United States said Thursday it would reduce troops in Iraq in the coming months as friction between the two countries eased under a new US-friendly premier in Baghdad.
The United States also promised support to prop up the struggling Iraqi economy as the two nations held their first strategic dialogue in more than a decade.
Tensions skyrocketed following a US strike on Baghdad in January that killed Iranian general Qasem Soleimani and Iraqi commander Abu Mahdi al-Muhandis, with lawmakers in Baghdad demanding the expulsion of the roughly 5,200 US troops in the country.
President Donald Trump responded by threatening crippling sanctions and, according to US military sources, Washington began planning a vast bombing spree against groups blamed for the rockets.
In a joint statement, the United States said that the reason for its military’s return to Iraq in 2014 — defeating extremists from the Islamic State group — had made major headway.
“The United States reiterated that it does not seek nor request permanent bases or a permanent military presence in Iraq.”
“The two countries recognized that in light of significant progress towards eliminating the ISIS threat, over the coming months the US would continue reducing forces from Iraq,” a joint statement said.
The coalition has already consolidated to just three bases in recent months, down from a dozen.
The joint statement, hashed out ahead of time, did not give figures and Thursday’s dialogue was brief, with David Schenker, the top US diplomat for the Middle East, telling reporters the delegations did not discuss a timeline for reducing troops.
Due to coronavirus travel restrictions, top-level talks expected to take place in Baghdad were demoted to a brief online kick-off session.
New PM changes tone
Tensions have calmed substantially since Mustafa Kadhemi — an ex-spy chief with close ties to the US and its allies in the region — took the reins as Iraq’s premier in May.
Two Iraqi officials said Kadhemi has been invited to the White House this year, a diplomatic olive branch his predecessor Adel Abdel Mahdi had never received.
“There was a lack of confidence in the relationship with the previous government,” one of the officials said.
Iraq in the joint statement promised to protect US bases that have seen a barrage of rocket fire blamed on paramilitary groups tied to Iran, a top adversary for the Trump administration.
The United States said it would look to encourage investment and promote economic reform in Iraq, which was rocked last year by major protests against unemployment and corruption.
“We will support the new government through the international financial institutions to help it meet the challenge of COVID-19 and declining oil revenues,” Schenker said.
Iraq’s economy relies almost exclusively on oil exports, with faltering prices and low demand drastically shrinking the government’s ability to pay wages, pensions and welfare to eight million Iraqis.
After Kadhemi took charge, the United States extended a waiver from American sanctions to let Iraq keep importing needed gas from Iran, although the exemption runs out in September.
“The entire US-Iraq bilateral relationship will not be fixed in a single day,” said Robert Ford, an analyst at the Middle East Institute and a US diplomat in Baghdad during the last round of strategic talks in 2008, which ironed out the US drawdown from the occupation that began after the 2003 invasion to topple Saddam Hussein.
“But for once, we seem to have the right people in the right place at the right time,” he said.
Eyes on troop future
A dramatic or sudden drop could hamper the coalition’s efforts to back an Iraqi fightback against IS sleeper cells, which have escalated attacks in recent weeks.
“Whatever comes out of the dialogue is going to set the future of our strategic relationship,” a top American official from the coalition told AFP.
“Am I still going to fly surveillance drones or not?

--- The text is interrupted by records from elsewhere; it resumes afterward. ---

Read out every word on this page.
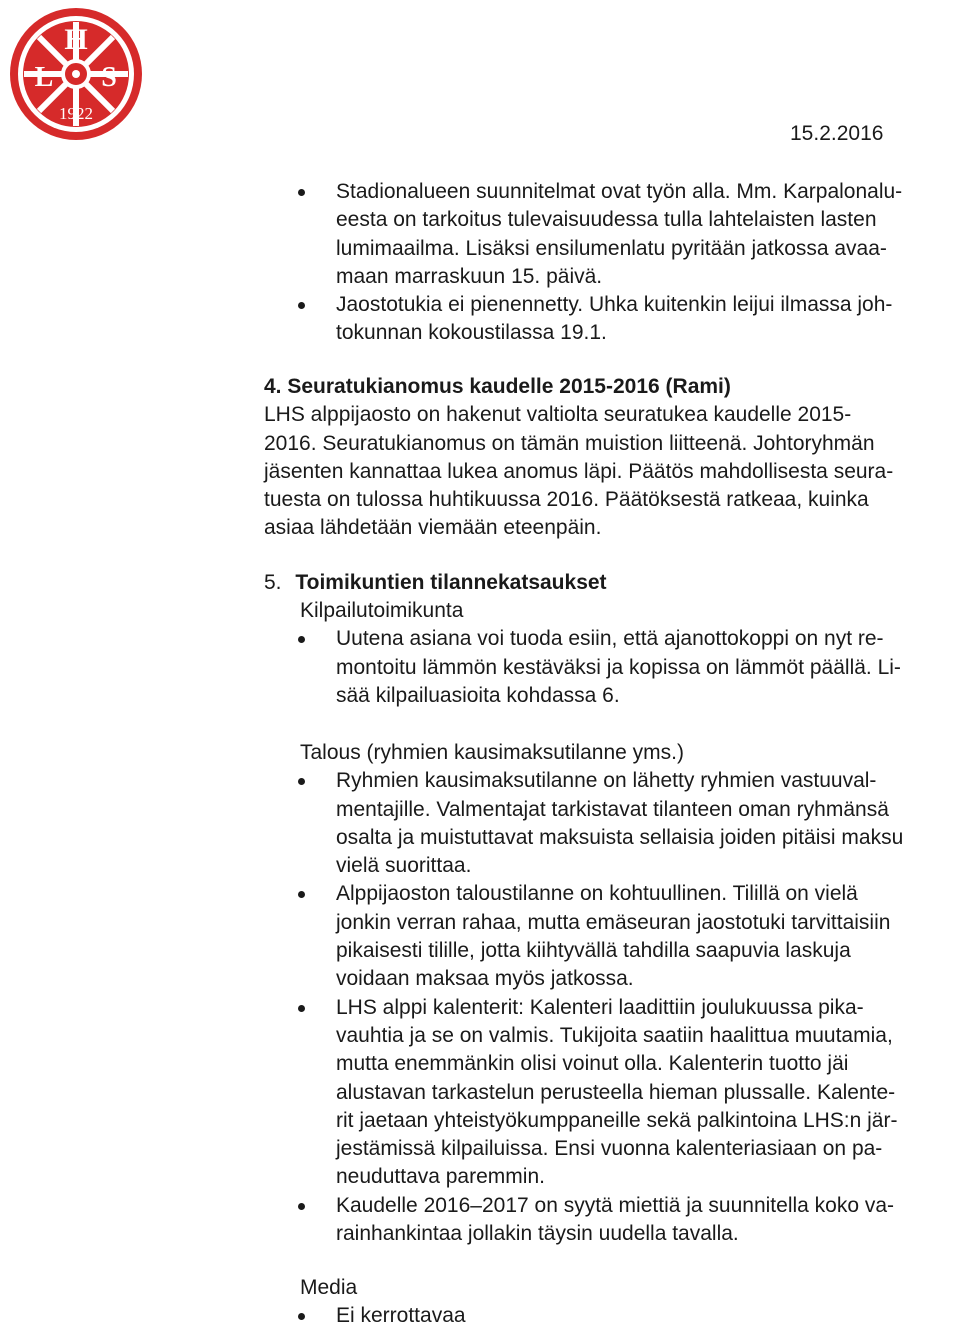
H
L S
1922
15.2.2016
Stadionalueen suunnitelmat ovat työn alla. Mm. Karpalonalu-
eesta on tarkoitus tulevaisuudessa tulla lahtelaisten lasten
lumimaailma. Lisäksi ensilumenlatu pyritään jatkossa avaa-
maan marraskuun 15. päivä.
Jaostotukia ei pienennetty. Uhka kuitenkin leijui ilmassa joh-
tokunnan kokoustilassa 19.1.
4. Seuratukianomus kaudelle 2015-2016 (Rami)
LHS alppijaosto on hakenut valtiolta seuratukea kaudelle 2015-
2016. Seuratukianomus on tämän muistion liitteenä. Johtoryhmän
jäsenten kannattaa lukea anomus läpi. Päätös mahdollisesta seura-
tuesta on tulossa huhtikuussa 2016. Päätöksestä ratkeaa, kuinka
asiaa lähdetään viemään eteenpäin.
5. Toimikuntien tilannekatsaukset
Kilpailutoimikunta
Uutena asiana voi tuoda esiin, että ajanottokoppi on nyt re-
montoitu lämmön kestäväksi ja kopissa on lämmöt päällä. Li-
sää kilpailuasioita kohdassa 6.
Talous (ryhmien kausimaksutilanne yms.)
Ryhmien kausimaksutilanne on lähetty ryhmien vastuuval-
mentajille. Valmentajat tarkistavat tilanteen oman ryhmänsä
osalta ja muistuttavat maksuista sellaisia joiden pitäisi maksu
vielä suorittaa.
Alppijaoston taloustilanne on kohtuullinen. Tilillä on vielä
jonkin verran rahaa, mutta emäseuran jaostotuki tarvittaisiin
pikaisesti tilille, jotta kiihtyvällä tahdilla saapuvia laskuja
voidaan maksaa myös jatkossa.
LHS alppi kalenterit: Kalenteri laadittiin joulukuussa pika-
vauhtia ja se on valmis. Tukijoita saatiin haalittua muutamia,
mutta enemmänkin olisi voinut olla. Kalenterin tuotto jäi
alustavan tarkastelun perusteella hieman plussalle. Kalente-
rit jaetaan yhteistyökumppaneille sekä palkintoina LHS:n jär-
jestämissä kilpailuissa. Ensi vuonna kalenteriasiaan on pa-
neuduttava paremmin.
Kaudelle 2016–2017 on syytä miettiä ja suunnitella koko va-
rainhankintaa jollakin täysin uudella tavalla.
Media
Ei kerrottavaa
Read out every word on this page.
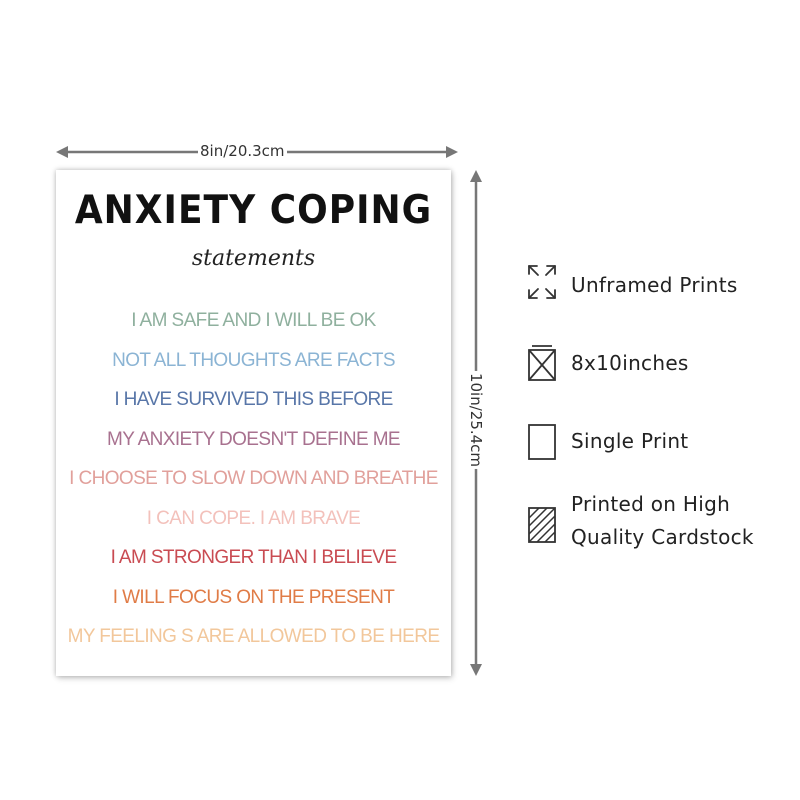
8in/20.3cm
10in/25.4cm
ANXIETY COPING
statements
I AM SAFE AND I WILL BE OK
NOT ALL THOUGHTS ARE FACTS
I HAVE SURVIVED THIS BEFORE
MY ANXIETY DOESN'T DEFINE ME
I CHOOSE TO SLOW DOWN AND BREATHE
I CAN COPE. I AM BRAVE
I AM STRONGER THAN I BELIEVE
I WILL FOCUS ON THE PRESENT
MY FEELING S ARE ALLOWED TO BE HERE
Unframed Prints
8x10inches
Single Print
Printed on High
Quality Cardstock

Do you still want our intelligence?” he added.
Other coalition countries are watching closely.
“The ability of non-US members of the coalition to be in Iraq depends on whether the US can stay. We’re tied down by this dialogue, too,” a Western diplomat told our reporters.
The spokesman for the pro-Iran Fatah bloc, Ahmad al-Assadi, has insisted on a six-month deadline for foreign troops’ departure.
On Monday and Wednesday, two rockets hit near Baghdad airport and the American embassy, after weeks of calm.
But the rhetoric was more tempered than usual, with even the hardline Kataeb Hezbollah saying it would take a formal stance on the talks only after the first session.
“These groups are retrenching, which gives Kadhemi some space with the Americans,” Ford said.